Katurah Cody and Shaunda Joseph Hope To Change The Face Of Hospice

Claire Harper | April 26, 2021 | People

HOPE HEALS

Majestic Hospice founders Shaunda Joseph, CFO (left), and Katurah Cody, CEO PHOTO BY KIMBERLY EVANS
Majestic Hospice founders Shaunda Joseph, CFO (left), and Katurah Cody, CEO

From grief stemmed an admirable passion project for two Atlanta nurse practitioners. Now, they hope to change the face of hospice with Majestic Hospice—and honor their loved ones in doing so.

2017 is a year Katurah Cody and Shaunda Joseph will never forget. The two colleagues-turned-friends, who met while working in the neurosurgery ICU, lost their mother and grandmother, respectively, in hospice, just mere months apart. “While my mom was in hospice, I noticed some challenges that families faced with choosing hospice services,” says Cody, a cardiac surgery and coronary care ICU nurse practitioner. “The biggest thing was educating the family and the patient on what hospice is and the extent of help that patient would require from family members,” she adds.

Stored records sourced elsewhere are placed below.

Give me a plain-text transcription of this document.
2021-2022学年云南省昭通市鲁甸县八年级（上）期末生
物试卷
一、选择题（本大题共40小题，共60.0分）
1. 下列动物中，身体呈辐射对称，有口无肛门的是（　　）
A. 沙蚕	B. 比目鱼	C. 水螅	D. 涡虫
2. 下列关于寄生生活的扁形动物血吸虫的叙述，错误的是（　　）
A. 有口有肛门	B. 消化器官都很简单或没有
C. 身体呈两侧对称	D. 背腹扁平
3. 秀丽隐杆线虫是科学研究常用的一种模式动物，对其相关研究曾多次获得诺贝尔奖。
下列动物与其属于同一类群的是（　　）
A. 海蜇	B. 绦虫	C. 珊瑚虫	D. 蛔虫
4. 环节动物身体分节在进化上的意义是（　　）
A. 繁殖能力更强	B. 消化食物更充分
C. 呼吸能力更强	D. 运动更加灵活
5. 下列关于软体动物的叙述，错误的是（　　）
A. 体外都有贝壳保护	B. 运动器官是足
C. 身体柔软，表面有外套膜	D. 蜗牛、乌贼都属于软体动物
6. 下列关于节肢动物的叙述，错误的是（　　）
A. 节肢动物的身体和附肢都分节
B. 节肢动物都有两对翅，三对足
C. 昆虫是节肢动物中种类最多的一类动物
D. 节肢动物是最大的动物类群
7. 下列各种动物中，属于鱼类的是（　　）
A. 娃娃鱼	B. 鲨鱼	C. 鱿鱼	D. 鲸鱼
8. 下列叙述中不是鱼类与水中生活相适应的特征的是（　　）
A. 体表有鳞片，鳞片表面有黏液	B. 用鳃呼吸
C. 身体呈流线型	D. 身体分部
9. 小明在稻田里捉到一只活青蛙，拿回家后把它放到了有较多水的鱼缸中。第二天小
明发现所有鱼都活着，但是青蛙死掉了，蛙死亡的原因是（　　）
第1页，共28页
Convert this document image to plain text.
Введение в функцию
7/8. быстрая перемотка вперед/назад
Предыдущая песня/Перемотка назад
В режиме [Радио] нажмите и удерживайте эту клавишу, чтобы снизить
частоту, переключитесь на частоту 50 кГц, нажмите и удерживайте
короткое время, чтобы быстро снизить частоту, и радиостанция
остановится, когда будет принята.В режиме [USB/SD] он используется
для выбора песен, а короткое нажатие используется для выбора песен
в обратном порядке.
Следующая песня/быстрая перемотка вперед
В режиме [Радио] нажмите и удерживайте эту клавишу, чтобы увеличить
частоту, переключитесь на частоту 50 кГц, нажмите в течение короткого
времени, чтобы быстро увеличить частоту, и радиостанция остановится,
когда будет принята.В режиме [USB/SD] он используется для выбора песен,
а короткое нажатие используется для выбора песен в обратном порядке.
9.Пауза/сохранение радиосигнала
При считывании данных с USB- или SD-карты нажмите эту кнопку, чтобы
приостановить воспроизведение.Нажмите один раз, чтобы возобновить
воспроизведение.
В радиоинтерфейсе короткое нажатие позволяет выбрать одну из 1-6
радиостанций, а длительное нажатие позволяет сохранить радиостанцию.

That experience encouraged the women to change the image of hospice care, and less than three years later, the two friends founded Majestic Hospice in July 2020 (majestichospice.com). “We don’t want it to be business as usual,” says Cody. “When hospice is mentioned, there’s always a negative connotation, but no one wants to talk about it. We really want to educate people on what hospice is,” she says.

It’s their unique backgrounds as clinicians, added with their personal experiences, that sets them up for success. “We want to show people that, having been on both sides, we are sympathetic and empathetic to those pondering the idea of hospice,” says Cody. “We see death and dying more than we care to, but that makes us different from other hospice agencies.”

Currently offering home hospice, these two have some very big and inspiring plans for future services. Most notable is Lyons Legacy, Majestic Hospice’s nonprofit on behalf of Cody’s late mother. “For instances where it’s the family’s sole provider who’s in hospice, Lyons will step in for those patients instantly, whether it’s buying groceries, making a mortgage payment, paying a utility bill or something of that nature,” says the CEO.

It’s passion that drives the empowering women’s new venture. “At the end of the day, we want to honor our loved ones who transitioned and make hospice the best we can make it,” shares Joseph, who actively works as a neurology and neurocritical care nurse practitioner. “Changing the face of hospice care starts with us,” adds Cody. We have no doubt the inspiring Atlantans can get the job done.